In a though-provoking keynote on “Virtualizing Analytics,” Arsalan Tavakoli, Databricks’ VP of customer engagement, dismissed Hadoop-based data lakes as a “second-generation” solution challenged by disparate and complex tools and access limited to big data developer types. But Tavakoli also acknowledged that Spark is only “part of the answer” to delivering a “new paradigm” that decouples compute and storage, provides uniform data management and security, unifies analytics and supports broad collaboration among many users.
Indeed, it was telling when Zaharia noted that 95% of Spark users employ SQL in addition to whatever else they’re doing with the project. That tells me that Spark SQL is important, but it also tells me that as appealing as Spark’s broad analytical capabilities and in-memory performance may be, it’s still just part of the total analytics picture.

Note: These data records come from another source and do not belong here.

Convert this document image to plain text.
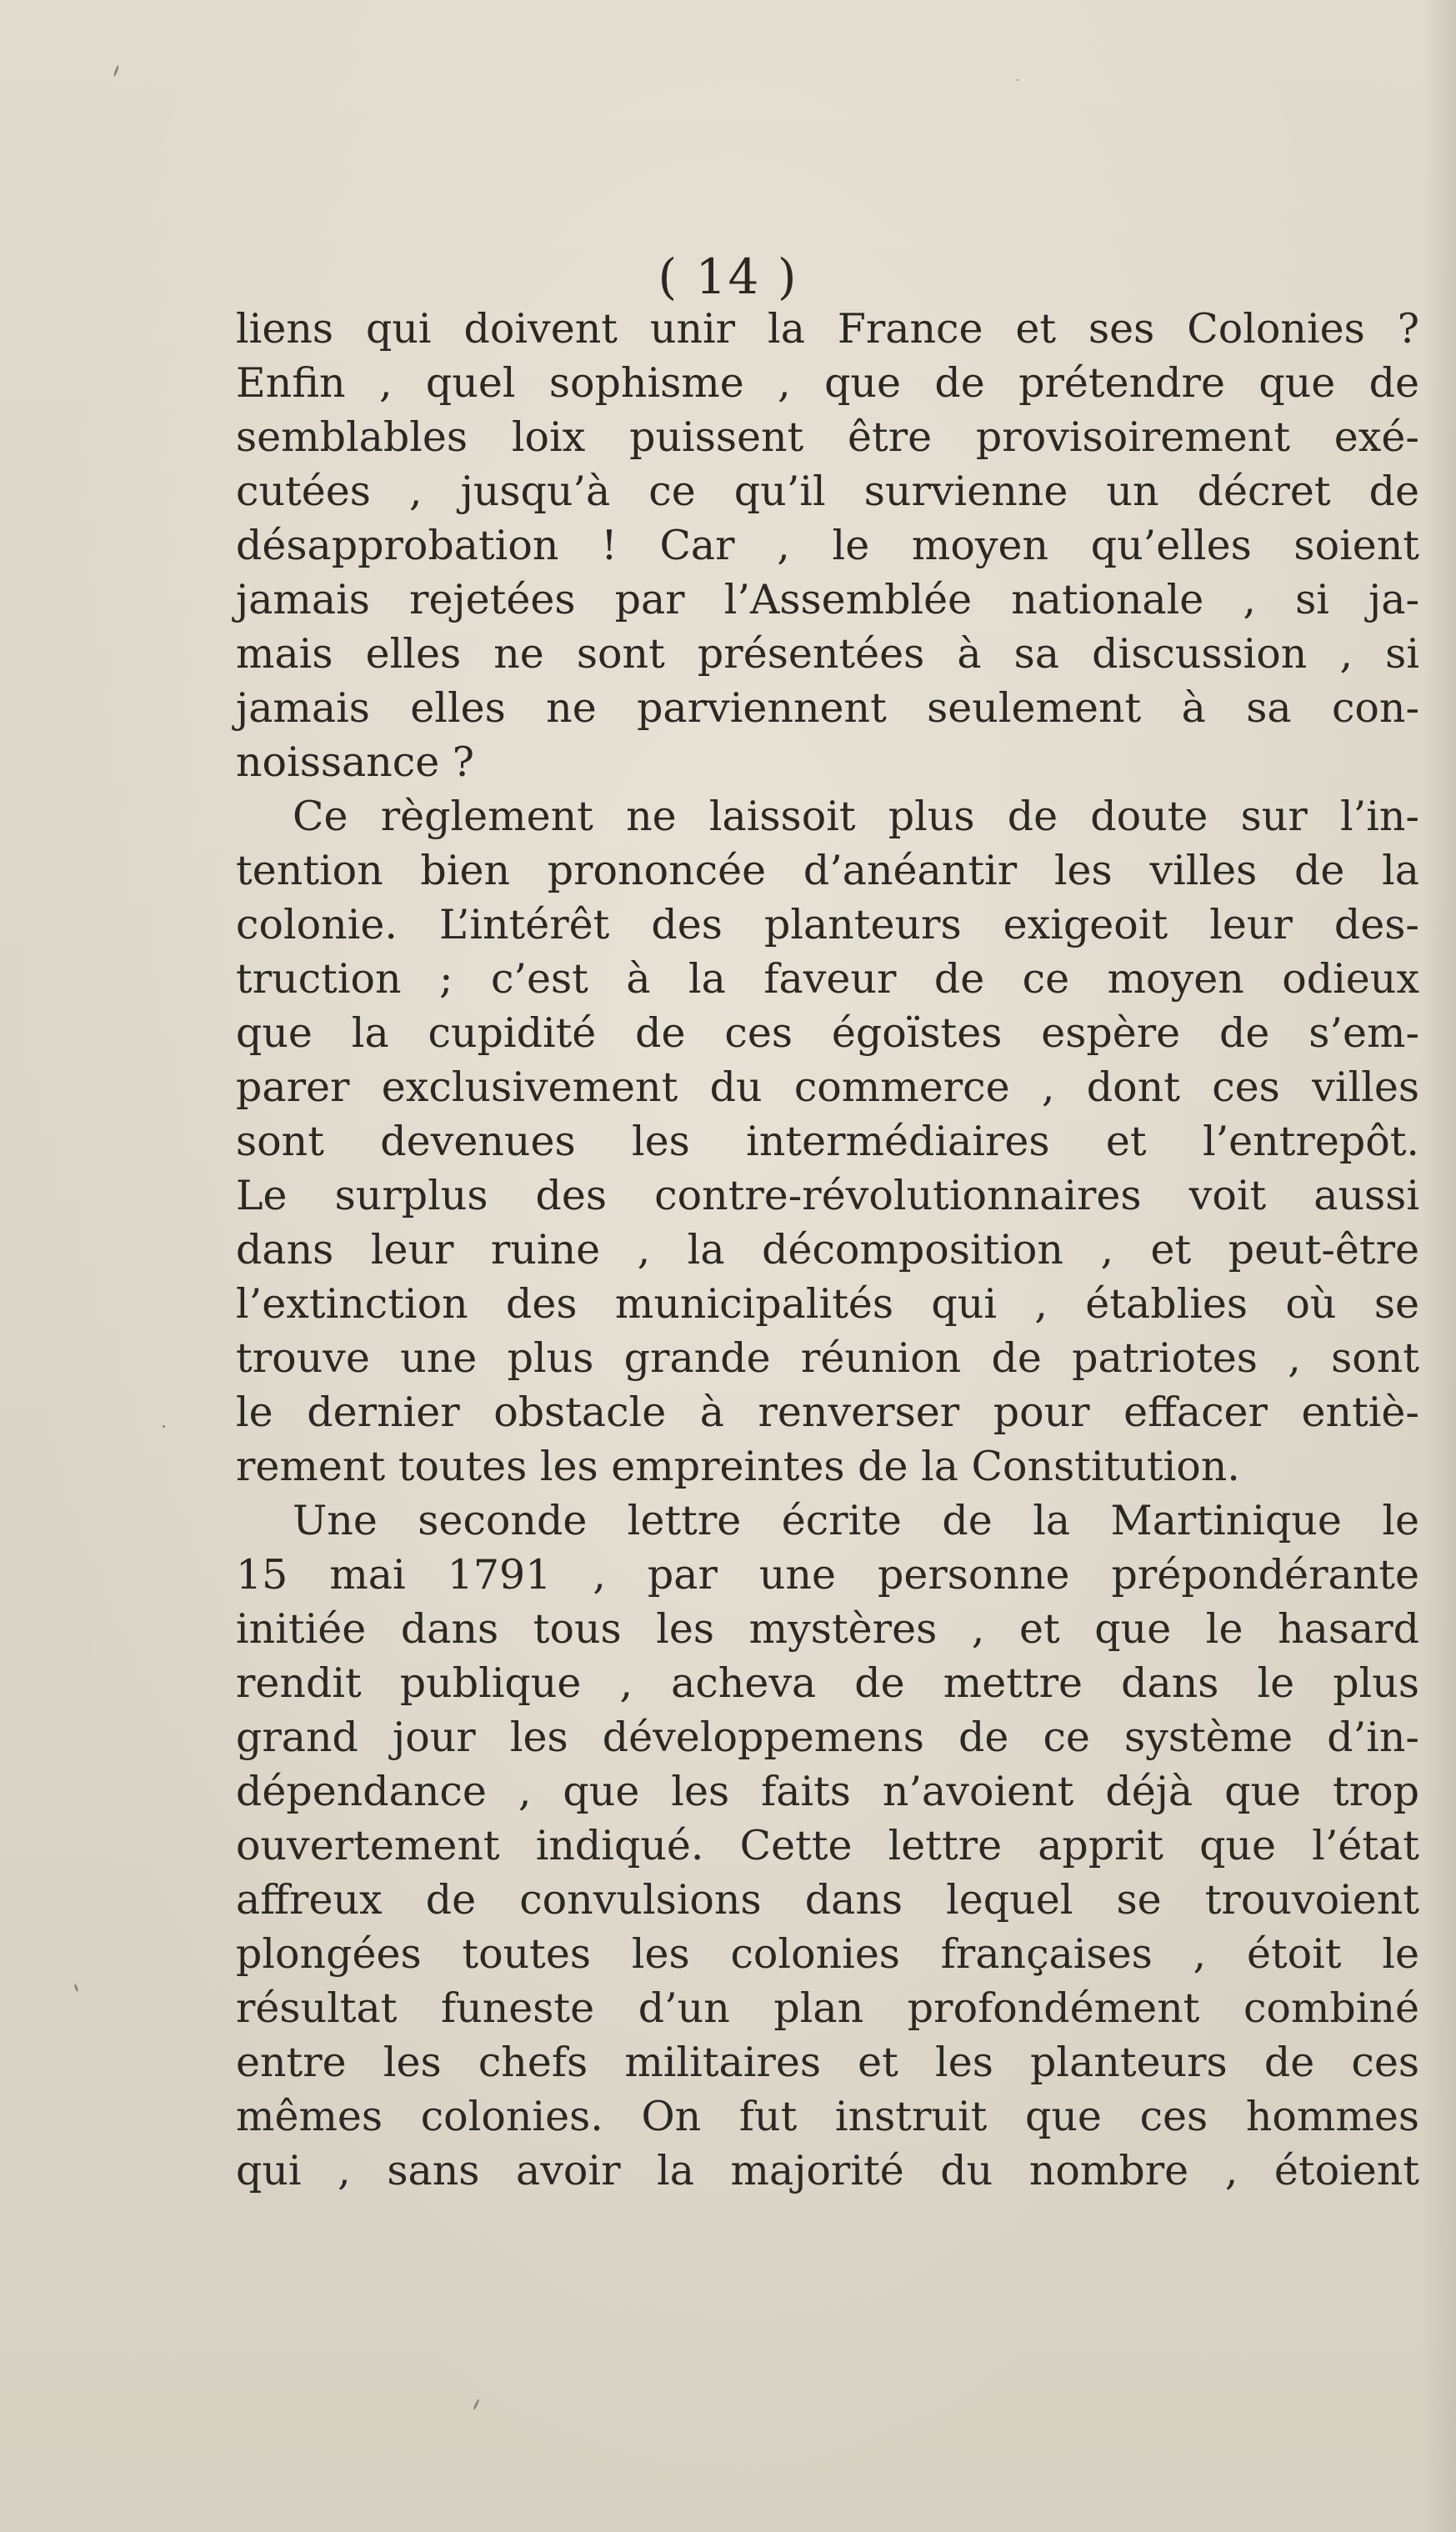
( 14 )
liens qui doivent unir la France et ses Colonies ?
Enfin , quel sophisme , que de prétendre que de
semblables loix puissent être provisoirement exé-
cutées , jusqu’à ce qu’il survienne un décret de
désapprobation ! Car , le moyen qu’elles soient
jamais rejetées par l’Assemblée nationale , si ja-
mais elles ne sont présentées à sa discussion , si
jamais elles ne parviennent seulement à sa con-
noissance ?
Ce règlement ne laissoit plus de doute sur l’in-
tention bien prononcée d’anéantir les villes de la
colonie. L’intérêt des planteurs exigeoit leur des-
truction ; c’est à la faveur de ce moyen odieux
que la cupidité de ces égoïstes espère de s’em-
parer exclusivement du commerce , dont ces villes
sont devenues les intermédiaires et l’entrepôt.
Le surplus des contre-révolutionnaires voit aussi
dans leur ruine , la décomposition , et peut-être
l’extinction des municipalités qui , établies où se
trouve une plus grande réunion de patriotes , sont
le dernier obstacle à renverser pour effacer entiè-
rement toutes les empreintes de la Constitution.
Une seconde lettre écrite de la Martinique le
15 mai 1791 , par une personne prépondérante
initiée dans tous les mystères , et que le hasard
rendit publique , acheva de mettre dans le plus
grand jour les développemens de ce système d’in-
dépendance , que les faits n’avoient déjà que trop
ouvertement indiqué. Cette lettre apprit que l’état
affreux de convulsions dans lequel se trouvoient
plongées toutes les colonies françaises , étoit le
résultat funeste d’un plan profondément combiné
entre les chefs militaires et les planteurs de ces
mêmes colonies. On fut instruit que ces hommes
qui , sans avoir la majorité du nombre , étoient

Developers, data scientists and data engineers that use Spark are also using non-Spark options ranging from the prosaic, like databases and database services and Hive, to the cutting edge, such as emerging GPU- and high-performance-computing-based options.
As influential, widely adopted, widely supported and widely available as Spark may now be, organizations have a wide range of cost, latency, ease-of-development, ease-of-use and technology maturity considerations that don’t always point to Spark. At least one presentation at Spark Summit cautioned attendees not to think of Spark Streaming, for example, as a panacea for next-generation continuous applications.
Spark is today where Hadoop was in 2010, as measured by age, but I would argue that it’s progressing more quickly and promises wider hands-on use by developers and data scientists than that earlier disruptive platform.